Jose G. Montoya

Publication Details

  • PERIPHERAL-BLOOD MONONUCLEAR CELL HUMAN-IMMUNODEFICIENCY-VIRUS TYPE-1 PROVIRAL DNA QUANTIFICATION BY POLYMERASE CHAIN-REACTION - RELATIONSHIP TO IMMUNODEFICIENCY AND DRUG EFFECT JOURNAL OF CLINICAL MICROBIOLOGY Montoya, J. G., Wood, R., KATZENSTEIN, D., HOLODNY, M., Merigan, T. C. 1993; 31 (10): 2692-2696

    Abstract:

    Human immunodeficiency virus type 1 (HIV-1) proviral DNA from peripheral blood mononuclear cells (PBMCs) was quantitated in 61 HIV-1-seropositive individuals by a nonisotopic polymerase chain reaction assay. Primers from the gag region (SK38, SK39) were used to determine the log10 HIV-1 proviral copy number per 10(6) CD4+ T lymphocytes (peripheral blood proviral load). A standard curve was generated for each assay by using ACH-2 cell DNA. The peripheral blood proviral load was followed in 15 individuals in a longitudinal study and was measured in 45 individuals in a cross-sectional analysis.
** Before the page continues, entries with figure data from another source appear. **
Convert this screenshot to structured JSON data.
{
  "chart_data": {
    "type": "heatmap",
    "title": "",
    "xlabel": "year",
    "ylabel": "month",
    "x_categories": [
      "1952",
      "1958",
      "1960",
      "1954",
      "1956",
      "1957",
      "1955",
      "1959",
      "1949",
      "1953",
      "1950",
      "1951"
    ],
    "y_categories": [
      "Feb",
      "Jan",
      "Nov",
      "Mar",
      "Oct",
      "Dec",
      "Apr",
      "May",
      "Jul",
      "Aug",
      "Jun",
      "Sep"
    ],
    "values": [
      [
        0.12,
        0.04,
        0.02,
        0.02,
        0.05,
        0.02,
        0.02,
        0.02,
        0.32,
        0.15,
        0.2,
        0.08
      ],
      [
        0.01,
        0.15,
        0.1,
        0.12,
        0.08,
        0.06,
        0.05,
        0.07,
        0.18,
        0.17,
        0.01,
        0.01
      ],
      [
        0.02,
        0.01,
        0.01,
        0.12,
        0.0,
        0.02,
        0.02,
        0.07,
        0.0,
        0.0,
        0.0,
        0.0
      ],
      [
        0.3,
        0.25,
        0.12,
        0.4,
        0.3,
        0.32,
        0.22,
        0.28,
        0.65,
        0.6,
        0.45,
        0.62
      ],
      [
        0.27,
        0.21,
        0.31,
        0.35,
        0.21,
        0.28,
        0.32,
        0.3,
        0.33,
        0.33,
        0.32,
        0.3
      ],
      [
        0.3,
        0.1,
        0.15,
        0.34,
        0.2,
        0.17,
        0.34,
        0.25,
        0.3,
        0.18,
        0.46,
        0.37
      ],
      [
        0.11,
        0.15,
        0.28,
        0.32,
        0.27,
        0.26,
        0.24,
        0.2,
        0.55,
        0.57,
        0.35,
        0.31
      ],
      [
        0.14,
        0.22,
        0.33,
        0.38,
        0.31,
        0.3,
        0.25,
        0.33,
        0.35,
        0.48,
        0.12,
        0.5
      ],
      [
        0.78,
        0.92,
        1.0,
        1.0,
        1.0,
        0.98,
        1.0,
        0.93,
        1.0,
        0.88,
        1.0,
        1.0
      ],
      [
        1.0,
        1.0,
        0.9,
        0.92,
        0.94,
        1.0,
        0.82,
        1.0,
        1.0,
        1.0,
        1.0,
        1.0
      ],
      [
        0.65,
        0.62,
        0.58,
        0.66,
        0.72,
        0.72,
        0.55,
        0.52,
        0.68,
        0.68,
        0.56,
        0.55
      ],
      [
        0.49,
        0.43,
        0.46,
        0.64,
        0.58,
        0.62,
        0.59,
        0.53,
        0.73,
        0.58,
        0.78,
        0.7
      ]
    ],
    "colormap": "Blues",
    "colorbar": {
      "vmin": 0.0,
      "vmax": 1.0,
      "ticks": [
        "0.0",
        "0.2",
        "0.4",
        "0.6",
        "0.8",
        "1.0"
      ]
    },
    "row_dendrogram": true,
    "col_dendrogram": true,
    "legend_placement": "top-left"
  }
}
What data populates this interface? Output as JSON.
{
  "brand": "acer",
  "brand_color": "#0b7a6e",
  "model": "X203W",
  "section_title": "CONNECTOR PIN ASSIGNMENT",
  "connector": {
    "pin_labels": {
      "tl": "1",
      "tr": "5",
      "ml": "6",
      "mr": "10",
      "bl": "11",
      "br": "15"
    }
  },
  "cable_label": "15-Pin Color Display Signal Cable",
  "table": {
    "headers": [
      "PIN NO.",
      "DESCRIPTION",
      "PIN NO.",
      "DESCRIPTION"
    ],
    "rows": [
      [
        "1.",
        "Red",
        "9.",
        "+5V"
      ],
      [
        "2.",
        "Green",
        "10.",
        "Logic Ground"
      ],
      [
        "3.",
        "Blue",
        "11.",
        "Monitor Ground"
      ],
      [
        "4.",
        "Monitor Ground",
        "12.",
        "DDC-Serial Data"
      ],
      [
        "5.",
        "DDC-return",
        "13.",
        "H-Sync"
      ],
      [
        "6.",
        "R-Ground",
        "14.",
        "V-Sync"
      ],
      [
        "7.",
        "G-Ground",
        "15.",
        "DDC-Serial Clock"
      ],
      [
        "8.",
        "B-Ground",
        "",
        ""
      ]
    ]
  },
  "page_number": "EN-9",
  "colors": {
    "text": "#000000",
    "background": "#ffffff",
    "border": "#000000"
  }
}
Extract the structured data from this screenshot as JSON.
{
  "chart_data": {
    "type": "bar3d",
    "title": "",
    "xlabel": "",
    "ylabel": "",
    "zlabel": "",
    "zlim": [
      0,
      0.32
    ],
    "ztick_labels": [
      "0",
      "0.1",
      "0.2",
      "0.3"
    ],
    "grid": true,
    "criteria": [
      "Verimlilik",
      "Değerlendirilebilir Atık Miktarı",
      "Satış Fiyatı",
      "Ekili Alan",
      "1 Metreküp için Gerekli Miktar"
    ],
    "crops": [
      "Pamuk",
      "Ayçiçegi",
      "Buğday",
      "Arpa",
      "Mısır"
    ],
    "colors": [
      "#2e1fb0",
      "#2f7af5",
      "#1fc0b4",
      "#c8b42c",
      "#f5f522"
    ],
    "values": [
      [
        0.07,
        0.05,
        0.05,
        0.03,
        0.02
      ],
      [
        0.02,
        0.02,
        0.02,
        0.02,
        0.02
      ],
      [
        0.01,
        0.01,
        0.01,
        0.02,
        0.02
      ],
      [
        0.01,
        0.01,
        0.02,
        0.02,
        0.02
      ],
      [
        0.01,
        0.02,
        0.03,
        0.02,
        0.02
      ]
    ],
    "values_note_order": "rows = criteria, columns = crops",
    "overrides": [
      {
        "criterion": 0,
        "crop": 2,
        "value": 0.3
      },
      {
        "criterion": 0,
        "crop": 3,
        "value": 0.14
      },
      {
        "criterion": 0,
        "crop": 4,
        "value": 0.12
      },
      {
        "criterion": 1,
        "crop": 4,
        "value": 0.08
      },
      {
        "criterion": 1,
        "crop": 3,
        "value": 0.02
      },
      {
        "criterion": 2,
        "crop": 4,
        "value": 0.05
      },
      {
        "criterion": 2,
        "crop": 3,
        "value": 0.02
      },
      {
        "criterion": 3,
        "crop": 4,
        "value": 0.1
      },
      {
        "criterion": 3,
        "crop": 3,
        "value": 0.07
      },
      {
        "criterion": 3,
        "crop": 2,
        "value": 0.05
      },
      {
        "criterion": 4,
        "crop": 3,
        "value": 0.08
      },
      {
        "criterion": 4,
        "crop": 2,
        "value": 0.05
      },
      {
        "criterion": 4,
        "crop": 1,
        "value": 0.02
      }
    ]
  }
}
Three of four untreated patients who were followed for 14 months had stable PBMC proviral loads and CD4+ T lymphocyte counts; one untreated patient had a sustained increase in PBMC proviral load followed 5 months later by a significant decline in the CD4+ T lymphocyte count. Eleven previously untreated individuals were monitored for 1 year following initiation of zidovudine and/or 2',3'-dideoxyinosine therapy. The mean log10 number of proviral HIV-1 copies per 10(6) CD4+ T cells decreased from 4.3 +/- 0.4 at the baseline to 3.5 +/- 0.6 after 2 to 4 months of therapy (P < 0.01). This initial 0.8 log10 fall in the PBMC proviral load after the initiation of therapy was followed by a rise in the PBMC proviral load by the sixth month of therapy. The PBMC proviral load in 45 subjects, both treated (n = 25) and untreated (n = 20), correlated inversely with the CD4+ T lymphocyte count (P < 0.01, R = 0.49). PBMC proviral DNA quantification by a nonisotopic polymerase chain reaction assay correlates with HIV-1 disease progression and could be used to monitor the effect of antiretroviral therapy.